La santità di Giovanni Paolo II include molti e diversi aspetti. Padre Michal Paluch, rettore dell’Angelicum, ha ricordato le due visite che Giovanni Paolo II ha fatto presso l’Università, senza contare le innumerevoli visite personali quando era ancora sacerdote e poi cardinale arcivescovo di Cracovia.
Dei due discorsi – ha detto padre Paluch – il primo “è un programma per l’istruzione che fu poi sviluppato in dettaglio negli anni successivi del suo pontificato”. Nel secondo discorso, Giovanni Paolo II mostrò una profonda comprensione della tradizione domenicana, chiedendo loro di partecipare alla nuova evangelizzazione, parlando di fedeltà al carisma e di inculturazione.
Tra gli ospiti, anche l’arcivescovo Jan Pawlowski, prefetto della Terza Sezione della Segreteria di Stato vaticana, che ha letto un messaggio del Cardinale Pietro Parolin, segretario di Stato vaticano.
“L’uomo – ha scritto il Cardinale Parolin – è “via per eccellenza della Chiesa, e Giovanni Paolo lui è andato incontro ad ogni uomo e a tutto l’uomo, inaugurando con i suoi viaggi internazionali uno stile tutto nuovo, che alla parola ha unito il gesto simbolico e commovente della presenza in ogni parte della parola”.
Il Cardinale Parolin ha guardato ovviamente agli aspetti più diplomatici, all’impegno di Giovanni Paolo II nel proclamare “la libertà di pensiero e di religione, che ha gettato al di là della Cortina di Ferro il seme della emancipazione e della libertà”, e poi “l’impegno della Chiesa contro le sperequazioni e le ingiustizie”, nonché i suoi “memorabili interventi sull’Europa” e gli “incancellabili accorati appelli e iniziative della pace e la condanna esplicita della guerra”.
Insomma, per il Segretario di Stato vaticano, Giovanni Paolo II “ha vissuto il Vangelo della vita e ci ha insegnato amore per la vita umana”.
Al convegno, ha preso la parola anche l’arcivescovo Piero Marini, che fu cerimoniere di Giovanni Paolo II e che oggi è presidente del Pontificio Comitato per i Congressi Eucaristici Internazionali.
L’arcivescovo Marini ha parlato a lungo del rapporto personale che lo legava al Cardinale Wojtyla sin da quando lo incontrò per la prima volta nel 1973, del lavoro fatto per attuare la liturgia del Concilio.
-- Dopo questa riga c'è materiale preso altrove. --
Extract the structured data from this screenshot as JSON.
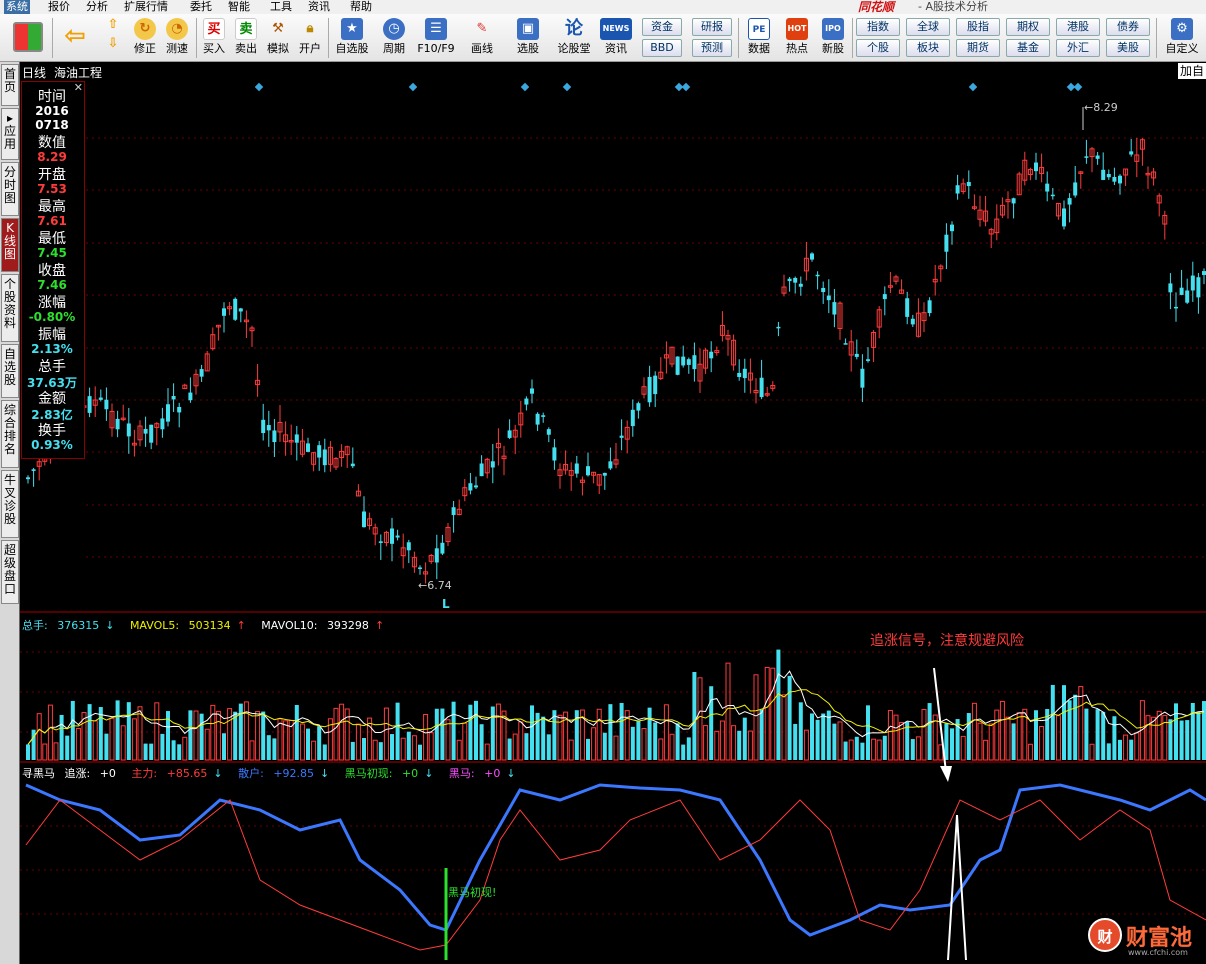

Ma ha aggiunto anche una storia.
“Ho trovato – ha scritto – nel diario di monsignor Virgilio Noè, che al tempo era cerimoniere pontificio, una nota sull’elezione di Giovanni Paolo II. Nel tragitto verso la loggia centrale della Basilica, il nuovo Papa domandò se, una volta presentatosi ai fedeli, avrebbe potuto recitare insieme al popolo almeno 10 Ave Maria e se poteva rivolgere un discorso ai fedeli raccolti in piazza San Pietro”.
Monsignor Noè “risposte che nessuna delle due proposte era opportuna, perché non rientravano nella consuetudine dei riti papali”. Ma poi si sa come andò a finire: Giovanni Paolo II ruppe il protocollo, non disse le 10 Ave Maria ma fece il suo primo discorso da Pontefice.
L’arcivescovo Mieczyslaw Mokrzycki, di Lviv, fu secondo segretario Giovanni Paolo II, ha ricordato lo sforzo di San Giovanni Paolo II per l’unità. “Sono convinto – ha detto – che le parole pronunziate dal Papa sin dall’inizio del Pontificato erano finalizzate a realizzare il programma, che era anche una eredità del pensiero politico dell’Ottocento. Un pensiero di unità, che viene dalla Repubblica delle due nazioni prima delle spartizioni”.
Eduard Habsburg, ambasciatore di Ungheria presso la Santa Sede, ha notato piuttosto che Giovanni Paolo II non era solo un Papa globale, ma anche un Papa profondamente patriota, e lo ha fatto ripercorrendo molti degli interventi di Giovanni Paolo II dedicati proprio alla sua patria. "San Giovanni Paolo II - ha detto - non è stato solo globale, ma anche un politico e pensatore, motiva però anche in questo dal suo essere pastore, che riteneva molto importante il concetto di nazione, l'appartenenza alla nazione e, addirittura, i diritti delle nazioni".